I’ve been rereading a few Discworld books (starting with night watch books) and the current read, Jingo, mentions the Rats Chamber, which I immediately recognized that I originally quickly realized was a play on the Star Chamber (though I knew it more from the movie, not the real thing.) That reminds me of puns that I didn’t get the first time I read the books. For instance, it was years after my first reading about Unseen University and the Scone of Stone before I ever heard of the Invisible College or the Stone of Scone. Anyone have any amusing blind spots that they are willing to mention?

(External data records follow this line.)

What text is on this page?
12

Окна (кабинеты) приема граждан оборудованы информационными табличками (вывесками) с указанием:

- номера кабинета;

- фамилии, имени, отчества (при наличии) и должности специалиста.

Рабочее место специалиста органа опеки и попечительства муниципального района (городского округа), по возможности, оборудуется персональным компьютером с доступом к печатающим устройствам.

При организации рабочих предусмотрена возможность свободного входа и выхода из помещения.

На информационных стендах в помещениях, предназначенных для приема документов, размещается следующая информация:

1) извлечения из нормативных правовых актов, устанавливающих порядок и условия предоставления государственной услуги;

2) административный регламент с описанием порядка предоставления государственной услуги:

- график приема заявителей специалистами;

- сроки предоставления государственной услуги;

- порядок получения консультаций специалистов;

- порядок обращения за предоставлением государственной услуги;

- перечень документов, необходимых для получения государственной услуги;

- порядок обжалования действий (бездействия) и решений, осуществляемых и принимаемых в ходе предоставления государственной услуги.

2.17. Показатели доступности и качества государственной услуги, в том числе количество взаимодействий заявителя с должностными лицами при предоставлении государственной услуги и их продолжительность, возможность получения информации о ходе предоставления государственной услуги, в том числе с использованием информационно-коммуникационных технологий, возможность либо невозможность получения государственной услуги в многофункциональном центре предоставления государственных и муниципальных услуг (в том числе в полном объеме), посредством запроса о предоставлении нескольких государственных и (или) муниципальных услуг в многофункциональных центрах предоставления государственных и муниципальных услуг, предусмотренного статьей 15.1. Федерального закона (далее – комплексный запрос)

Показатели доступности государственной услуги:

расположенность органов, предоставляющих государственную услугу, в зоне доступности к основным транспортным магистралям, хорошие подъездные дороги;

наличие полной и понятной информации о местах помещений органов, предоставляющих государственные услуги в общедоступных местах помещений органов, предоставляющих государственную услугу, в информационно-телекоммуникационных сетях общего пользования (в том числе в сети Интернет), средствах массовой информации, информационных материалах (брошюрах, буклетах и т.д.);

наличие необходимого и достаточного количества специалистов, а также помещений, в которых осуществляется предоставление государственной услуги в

I got the Rats Chamber reference historical immediately, but it wasn’t until much later I realized that “rats” is “star” backwards. I just thought it was called “rats” because of Vetinari’s friendship with the rats that inhabit the building, along with the mosaic in the ceiling.
My dad’s old coffee mug from the navy has a cartoon on one side of it. (The other side is silver print: LT. [Johnny L.A.'s dad] N-5-2) The cartoon depicts a log raft with a teepee on it, a small fire, and an Indian sending smoke signals. If you read the Morse code smoke signals from left to right, they spell STAR. But the signals would have had to have been made such that they were read right to left: RATS.
A man points his stick at another. “There is an idiot at the end of this stick!” “Oh? Which end?”
My favourite reference I didn’t get until my second reading was in Maskerade, where the character of Walter Plinge, the awkward kid who turns out to have a secret identity, is described as being a bit simple and clumsy and always wearing a trenchcoat and beret. I remember trying to imagine how he looked and immediately thought “Oh, he’s a bit like FrankSpencer” and that’s when I realised he was a direct steal of actor Michael Crawford, who also famously played the Phantom of the Opera. It may have been obvious to some, but when it finally hit me I thought it was genius!
I don’t know how common this is kind of naming is in the US, but “Dunroamin” would be typically be the name above a twee old couple’s retirement cottage. I think it was a Frank Muir joke that a Vandal’s retirement cottage was called “Done Rome In”.